La silloge si apre con ” I cieli di Betlemme (testo che ha vinto il primo posto alla XXVII° edizione del premio “La Mole” di Torino nel 2013). Una visione aerea s’una terra di contraddizioni tra il fasto delle chiese e le pozze di sangue: ,Cieli di odio e paura e antichi pianti che si rinnovano (...) Cieli di villaggi perduti, macerie di memorie e diaspore nuove
La disperazione dei popoli calpestati dalla follia delle guerre e l’indifferenza di tutto il resto del mondo; il Mediterraneo amico/nemico, speranza e disperazione delle madri che non possono rassegnarsi alla perdita. Laura osserva, ascolta, partecipa alla sofferenza di chi è messo ai margini da un mondo che non vuole guardare e non vuole vedere.
Una sensibilità storico-sociale che comprende anche la propria terra, la maestosa Sardegna. Così come nella poesia “Rockwoll- Illusione di una vecchia terra di miniera”, dove si parla del lavoro negato. L’azienda danese Rockwoll, nel 2019, infatti, chiuse i battenti provocando le proteste dei lavoratori. Promesse non rispettate (parole inascoltate) che gettano nella disperazione le famiglie che chiedono solo la dignità del lavoro.
Poi lo sguardo si volta alla Francia con Bataclan; un componimento tanto fulmineo quanto intenso:
Note recise d’improvviso disperse tra le fauci stridule e accese d’una notte di morte che l’uomo e il suo dio afona inghiotte
Un insieme di poesie che – come dice l’autrice in prefazione- rappresentano momenti personali evocano ricordi, suscitano emozioni.

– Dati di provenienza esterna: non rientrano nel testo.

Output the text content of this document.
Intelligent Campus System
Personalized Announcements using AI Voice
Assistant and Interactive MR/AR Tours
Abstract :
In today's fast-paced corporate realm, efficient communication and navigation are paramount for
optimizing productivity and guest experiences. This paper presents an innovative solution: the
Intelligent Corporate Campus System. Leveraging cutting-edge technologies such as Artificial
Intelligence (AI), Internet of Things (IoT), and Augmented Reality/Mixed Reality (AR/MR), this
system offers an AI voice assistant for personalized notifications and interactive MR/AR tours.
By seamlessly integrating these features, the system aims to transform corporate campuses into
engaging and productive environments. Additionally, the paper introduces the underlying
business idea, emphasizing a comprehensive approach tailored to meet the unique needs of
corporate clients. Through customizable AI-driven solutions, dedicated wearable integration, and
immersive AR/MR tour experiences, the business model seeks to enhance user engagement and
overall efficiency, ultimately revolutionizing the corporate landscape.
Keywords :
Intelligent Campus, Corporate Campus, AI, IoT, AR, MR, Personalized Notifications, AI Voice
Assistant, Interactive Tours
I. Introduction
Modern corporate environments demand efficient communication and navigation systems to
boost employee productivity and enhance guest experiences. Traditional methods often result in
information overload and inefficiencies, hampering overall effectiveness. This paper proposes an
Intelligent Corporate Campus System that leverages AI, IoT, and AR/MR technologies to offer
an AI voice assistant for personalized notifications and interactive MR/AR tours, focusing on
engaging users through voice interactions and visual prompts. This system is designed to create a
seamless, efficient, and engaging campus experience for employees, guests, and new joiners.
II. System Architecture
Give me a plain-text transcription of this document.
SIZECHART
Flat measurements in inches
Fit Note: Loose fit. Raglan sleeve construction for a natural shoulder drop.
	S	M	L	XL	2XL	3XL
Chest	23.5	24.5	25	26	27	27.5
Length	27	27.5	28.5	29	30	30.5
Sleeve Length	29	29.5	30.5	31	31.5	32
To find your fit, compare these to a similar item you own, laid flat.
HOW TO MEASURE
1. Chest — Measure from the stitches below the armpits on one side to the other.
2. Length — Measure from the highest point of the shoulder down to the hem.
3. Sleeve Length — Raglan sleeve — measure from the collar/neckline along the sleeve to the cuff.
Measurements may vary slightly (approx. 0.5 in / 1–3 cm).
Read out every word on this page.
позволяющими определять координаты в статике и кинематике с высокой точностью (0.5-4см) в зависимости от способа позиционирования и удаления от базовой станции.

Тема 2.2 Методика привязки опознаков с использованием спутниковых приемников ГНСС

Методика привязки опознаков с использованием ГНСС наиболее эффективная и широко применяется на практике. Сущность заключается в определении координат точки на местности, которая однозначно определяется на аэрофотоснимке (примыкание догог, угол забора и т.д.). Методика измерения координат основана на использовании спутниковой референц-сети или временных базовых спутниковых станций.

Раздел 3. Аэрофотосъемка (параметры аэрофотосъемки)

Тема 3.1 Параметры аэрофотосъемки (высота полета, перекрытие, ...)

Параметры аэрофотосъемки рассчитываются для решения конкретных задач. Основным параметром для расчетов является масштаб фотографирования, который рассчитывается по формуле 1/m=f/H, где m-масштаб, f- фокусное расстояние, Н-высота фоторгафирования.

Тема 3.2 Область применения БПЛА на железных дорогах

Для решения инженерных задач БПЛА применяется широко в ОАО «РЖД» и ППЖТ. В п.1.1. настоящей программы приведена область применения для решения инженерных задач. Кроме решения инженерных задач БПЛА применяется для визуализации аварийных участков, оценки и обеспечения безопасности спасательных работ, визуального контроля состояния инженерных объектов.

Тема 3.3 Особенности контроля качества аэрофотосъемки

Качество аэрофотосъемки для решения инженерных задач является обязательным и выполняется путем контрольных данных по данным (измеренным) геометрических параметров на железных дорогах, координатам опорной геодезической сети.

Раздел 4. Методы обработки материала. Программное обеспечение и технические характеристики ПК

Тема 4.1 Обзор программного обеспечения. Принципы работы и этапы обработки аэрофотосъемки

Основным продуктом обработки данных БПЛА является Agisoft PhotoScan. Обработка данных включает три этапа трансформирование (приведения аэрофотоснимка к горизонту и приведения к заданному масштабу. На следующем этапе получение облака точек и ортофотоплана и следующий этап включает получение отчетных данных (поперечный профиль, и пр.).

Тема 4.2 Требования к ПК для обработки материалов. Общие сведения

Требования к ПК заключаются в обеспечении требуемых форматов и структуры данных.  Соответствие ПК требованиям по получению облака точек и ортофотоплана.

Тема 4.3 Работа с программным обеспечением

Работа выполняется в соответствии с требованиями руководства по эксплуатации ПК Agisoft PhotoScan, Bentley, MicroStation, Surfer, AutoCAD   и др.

Non fa rumore il pianto di un bambino, poesia che dà il titolo alla raccolta (e vincitrice della Terza edizione del Premio internazionale di Poesia “I versi non scritti...”) è dedicata al popolo yemenita. Una terra, quella dello Yemen, ...dov’è tramontata ormai l’alba/ e il vuoto nome di Dio riempie/ i crateri affamati delle bombe.. Immagini strazianti .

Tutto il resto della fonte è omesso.